Simon Fraser, one of the founder members of the Lloyd’s of London insurance market, was given nearly £400,000 to surrender an estate in Dominica.

The Bank of England apologised for its part in the kidnapping and transportation of thousands of slaves, promising to remove portraits of those involved in this ‘unacceptable part of English history’.

Greene King and Lloyd’s of London were also quick to apologise for their past role in the slave trade after news of their links were published. 

They have offered to make amends for their slave legacy, saying they will fund projects to help black and other ethnic minorities. They are right to do so, and to have reacted so promptly.

Cynics might say they did so to avoid any damage done to the brand if those same protesters who have been pulling down statues of slave-owners were to boycott their pints or insurance services. 

That view seems unfair. Greene King’s boss, Nick Mackenzie, sounded genuinely mortified by the brewery’s ‘inexcusable’ past. 

More pertinently – and more importantly for future generations – he said the company’s website would be updated to include the history of its slave-owner founder. 

Similar contrition has been shown by Lloyd’s of London, and the insurer will also be contributing to charities. But the banks, which also have links to the slave trade – Lloyds, RBS, HSBC and Barclays – have yet to comment on the UCL report.
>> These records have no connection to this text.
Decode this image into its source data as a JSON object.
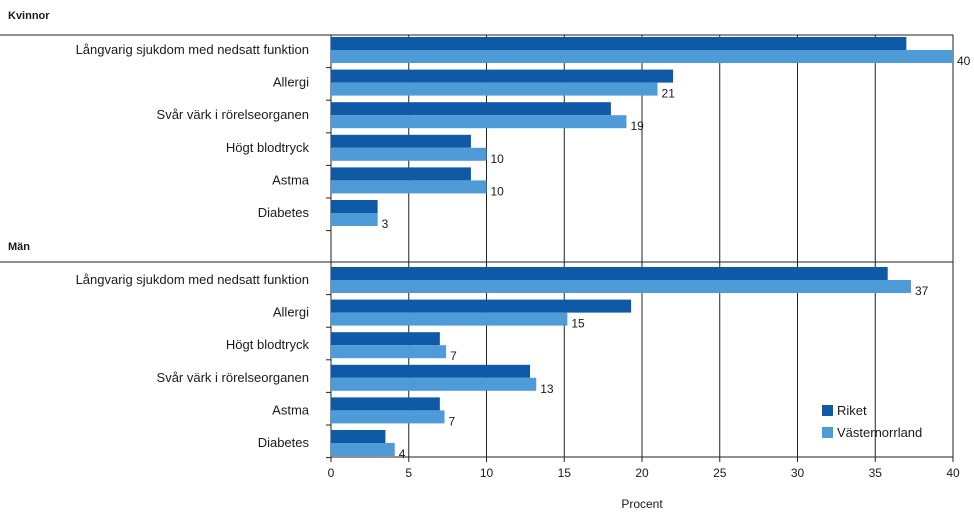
{
  "chart_data": {
    "type": "bar",
    "orientation": "horizontal",
    "xlabel": "Procent",
    "xlim": [
      0,
      40
    ],
    "xticks": [
      0,
      5,
      10,
      15,
      20,
      25,
      30,
      35,
      40
    ],
    "grid": "vertical",
    "legend": {
      "placement": "bottom-right",
      "entries": [
        "Riket",
        "Västernorrland"
      ]
    },
    "colors": {
      "Riket": "#0e5aa7",
      "Västernorrland": "#4f9bd8"
    },
    "groups": [
      {
        "name": "Kvinnor",
        "categories": [
          "Långvarig sjukdom med nedsatt funktion",
          "Allergi",
          "Svår värk i rörelseorganen",
          "Högt blodtryck",
          "Astma",
          "Diabetes"
        ],
        "series": [
          {
            "name": "Riket",
            "values": [
              37,
              22,
              18,
              9,
              9,
              3
            ]
          },
          {
            "name": "Västernorrland",
            "values": [
              40,
              21,
              19,
              10,
              10,
              3
            ]
          }
        ],
        "data_labels": [
          "40",
          "21",
          "19",
          "10",
          "10",
          "3"
        ]
      },
      {
        "name": "Män",
        "categories": [
          "Långvarig sjukdom med nedsatt funktion",
          "Allergi",
          "Högt blodtryck",
          "Svår värk i rörelseorganen",
          "Astma",
          "Diabetes"
        ],
        "series": [
          {
            "name": "Riket",
            "values": [
              35.8,
              19.3,
              7,
              12.8,
              7,
              3.5
            ]
          },
          {
            "name": "Västernorrland",
            "values": [
              37.3,
              15.2,
              7.4,
              13.2,
              7.3,
              4.1
            ]
          }
        ],
        "data_labels": [
          "37",
          "15",
          "7",
          "13",
          "7",
          "4"
        ]
      }
    ]
  }
}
Many will question where this thirst for raking over history will take us. Should every company in Britain, which was in existence at the relevant time, go through its archive to see what lies buried?

There are all manner of skeletons they would prefer did not come rattling out of the cupboard. The fortunes of many of our Victorian ancestors were built on the labour of women and children in the workhouses of the industrial revolution. Should their relatives be compensated?

And what about recent transgressions?

The list of corporates with dodgy not-so-distant pasts is long: clothing giants that make their fortunes from sweat-factories in Asia, banks such as HSBC laundering money for Mexican drug lords, or Standard Chartered channelling funds for Hezbollah.

Should they pay back their victims – assuming they can be identified?

Will there be boycotts as there was of Barclays in the 1980s over apartheid in South Africa? What about buying oil from rich Middle Eastern states which didn’t stop slavery until the 1960s? 

When people drive their Porsche, do they worry about the Nazi past of its founder? These are delicate issues. 

This is not a cop-out but one way for firms to look at the past is to identify whether there are direct victims, or heirs to those victims. If so, make reparations to them.

If Lloyd’s and Greene King, now owned by Hong Kong’s richest man Li Ka-Shing, want to give something back, that’s good.

What is of more importance is that they spend their charity money wisely on those who are truly disadvantaged. 

The cash should go to help those who face barriers to opportunity because of race and because of deprivation. Otherwise, companies should apologise and move on.

Signs of a bounce

The Bank of England has moved quickly to pump an extra £100billion into the economy after April’s shocking GDP numbers, the biggest one month drop on record.

Policymakers voted 8-1 to increase the size of the bond-buying programme but also to keep interest rates at a record low of 0.1 per cent.

It would be silly to be too cheerful but the Bank also said the latest demand numbers are not quite as ‘negative’ as expected. 

Translated into ordinary lingo, that sounds like the Brits have rediscovered shopping again and spending figures for May and June look better than could possibly be hoped for.